Fresno County sees steady turnout, thousands of ballots still to process
Dozens lined up at Fresno County Election Headquarters, while 70,900 ballots still sat in the county’s processing queue after Election Day.

Fresno County’s primary looked steady rather than chaotic, and that was the point. Dozens of voters lined up at Fresno County Election Headquarters on Kern Street, where election staff said participation was running higher than in recent primaries, even as Registrar of Voters James Kus said he expected final turnout to land near the county’s primary elections since 2016.
What made the scene notable was not a surge of Election Day congestion, but how many ballots were still moving through the system. The County of Fresno listed 70,900 estimated remaining ballots to be processed as of Wednesday, June 3 at 12:00 a.m. Most of them, 70,000, were vote-by-mail ballots received on June 2 from vote centers and drop boxes. Another 400 were conditional voter registration and provisional ballots, and 500 needed duplication before they could be counted.
The county also said about 1,500 signature-cure letters could still keep ballots alive if they were returned by June 24 at 5:00 p.m. Vote-by-mail ballots postmarked no later than June 2 could still be received through June 9, and the next vote total update was set for June 4 before 3:00 p.m.
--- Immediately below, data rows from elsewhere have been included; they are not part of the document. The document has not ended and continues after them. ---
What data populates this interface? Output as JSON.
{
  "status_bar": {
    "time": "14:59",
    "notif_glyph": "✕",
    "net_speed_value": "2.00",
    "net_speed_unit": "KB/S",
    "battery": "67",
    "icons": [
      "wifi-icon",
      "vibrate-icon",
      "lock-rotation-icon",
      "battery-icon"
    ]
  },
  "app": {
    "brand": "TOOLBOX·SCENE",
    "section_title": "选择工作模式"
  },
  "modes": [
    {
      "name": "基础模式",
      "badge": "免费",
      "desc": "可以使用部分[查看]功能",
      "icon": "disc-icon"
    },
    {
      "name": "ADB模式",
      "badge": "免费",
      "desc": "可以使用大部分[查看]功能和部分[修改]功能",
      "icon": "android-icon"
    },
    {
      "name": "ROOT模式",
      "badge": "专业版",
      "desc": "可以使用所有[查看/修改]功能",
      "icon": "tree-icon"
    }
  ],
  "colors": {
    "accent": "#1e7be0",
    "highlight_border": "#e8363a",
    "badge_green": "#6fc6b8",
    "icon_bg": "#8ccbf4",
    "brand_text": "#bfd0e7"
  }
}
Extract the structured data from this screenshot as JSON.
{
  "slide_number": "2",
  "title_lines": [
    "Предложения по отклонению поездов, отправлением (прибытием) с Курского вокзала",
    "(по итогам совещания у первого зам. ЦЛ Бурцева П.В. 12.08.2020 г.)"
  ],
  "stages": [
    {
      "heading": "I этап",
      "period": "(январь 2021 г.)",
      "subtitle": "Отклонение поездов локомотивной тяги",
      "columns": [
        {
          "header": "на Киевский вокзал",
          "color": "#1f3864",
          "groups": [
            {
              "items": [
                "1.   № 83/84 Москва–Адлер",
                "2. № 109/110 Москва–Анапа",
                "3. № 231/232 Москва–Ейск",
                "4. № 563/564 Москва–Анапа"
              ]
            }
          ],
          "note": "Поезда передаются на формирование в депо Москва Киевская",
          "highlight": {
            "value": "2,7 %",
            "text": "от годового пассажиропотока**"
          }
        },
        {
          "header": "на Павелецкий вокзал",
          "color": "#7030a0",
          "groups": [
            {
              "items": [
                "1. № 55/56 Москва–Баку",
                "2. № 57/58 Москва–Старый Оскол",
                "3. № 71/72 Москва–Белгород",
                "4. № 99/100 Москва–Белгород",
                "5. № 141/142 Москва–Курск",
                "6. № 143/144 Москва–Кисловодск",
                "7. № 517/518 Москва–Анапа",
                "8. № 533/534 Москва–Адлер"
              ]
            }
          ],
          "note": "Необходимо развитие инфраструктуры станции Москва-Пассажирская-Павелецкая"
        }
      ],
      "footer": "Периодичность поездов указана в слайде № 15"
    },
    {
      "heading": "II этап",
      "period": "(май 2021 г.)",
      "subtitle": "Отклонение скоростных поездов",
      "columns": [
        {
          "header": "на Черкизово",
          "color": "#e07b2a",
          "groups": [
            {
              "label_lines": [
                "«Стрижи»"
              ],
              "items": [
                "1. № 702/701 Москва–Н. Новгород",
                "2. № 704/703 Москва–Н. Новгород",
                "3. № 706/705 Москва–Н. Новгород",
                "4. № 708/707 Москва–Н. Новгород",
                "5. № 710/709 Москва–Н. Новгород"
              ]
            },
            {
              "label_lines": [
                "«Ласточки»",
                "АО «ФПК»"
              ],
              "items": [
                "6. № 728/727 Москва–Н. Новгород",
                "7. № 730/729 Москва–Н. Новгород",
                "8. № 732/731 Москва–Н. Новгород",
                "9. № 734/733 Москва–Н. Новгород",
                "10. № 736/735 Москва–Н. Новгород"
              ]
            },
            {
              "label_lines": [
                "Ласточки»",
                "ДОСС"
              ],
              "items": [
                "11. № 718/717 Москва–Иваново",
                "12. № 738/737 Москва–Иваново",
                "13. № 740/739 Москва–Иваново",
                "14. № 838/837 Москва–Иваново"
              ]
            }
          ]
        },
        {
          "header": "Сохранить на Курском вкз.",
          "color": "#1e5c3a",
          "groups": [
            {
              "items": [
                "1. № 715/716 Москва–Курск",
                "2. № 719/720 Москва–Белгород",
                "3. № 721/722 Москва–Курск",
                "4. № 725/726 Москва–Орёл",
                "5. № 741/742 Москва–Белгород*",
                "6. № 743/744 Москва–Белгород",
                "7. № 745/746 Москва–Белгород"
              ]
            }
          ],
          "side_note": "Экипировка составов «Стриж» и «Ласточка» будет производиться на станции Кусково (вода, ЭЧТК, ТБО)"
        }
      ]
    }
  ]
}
In a county that has long depended on mailed ballots, the slow finish was part of the process, not a sign of trouble.

Kus warned voters that mailing ballots through the U.S. Postal Service could be risky because of how postmarks are handled, which pushed more people toward county drop boxes and hand delivery. Outside the election headquarters, Kern Street had the feel of a drive-through voting drop-off, with Kus urging voters to bring their ballots in person if they were close to the deadline. “Bring your ballot down, drop it off, stay in the cool AC,” Kus said.
The county’s election calendar showed how long the voting window stayed open. Early voting began May 4, conditional voter registration ran from May 19 through June 2, and all voter centers were open from May 30 through June 2, from 9 a.m. to 5 p.m. Election Day ran from 7 a.m. to 8 p.m. on June 2.

The ballot itself stretched from city council races to congressional contests, with the governor’s primary drawing particular attention because of its crowded field. County officials also reminded voters that the governor’s race was a vote-for-one contest, so marking more than one candidate could invalidate that part of the ballot. For Fresno County, the real story was not just who showed up at the polls, but how many ballots were still on the road, and whether that steady pace carries into the competitive local races ahead.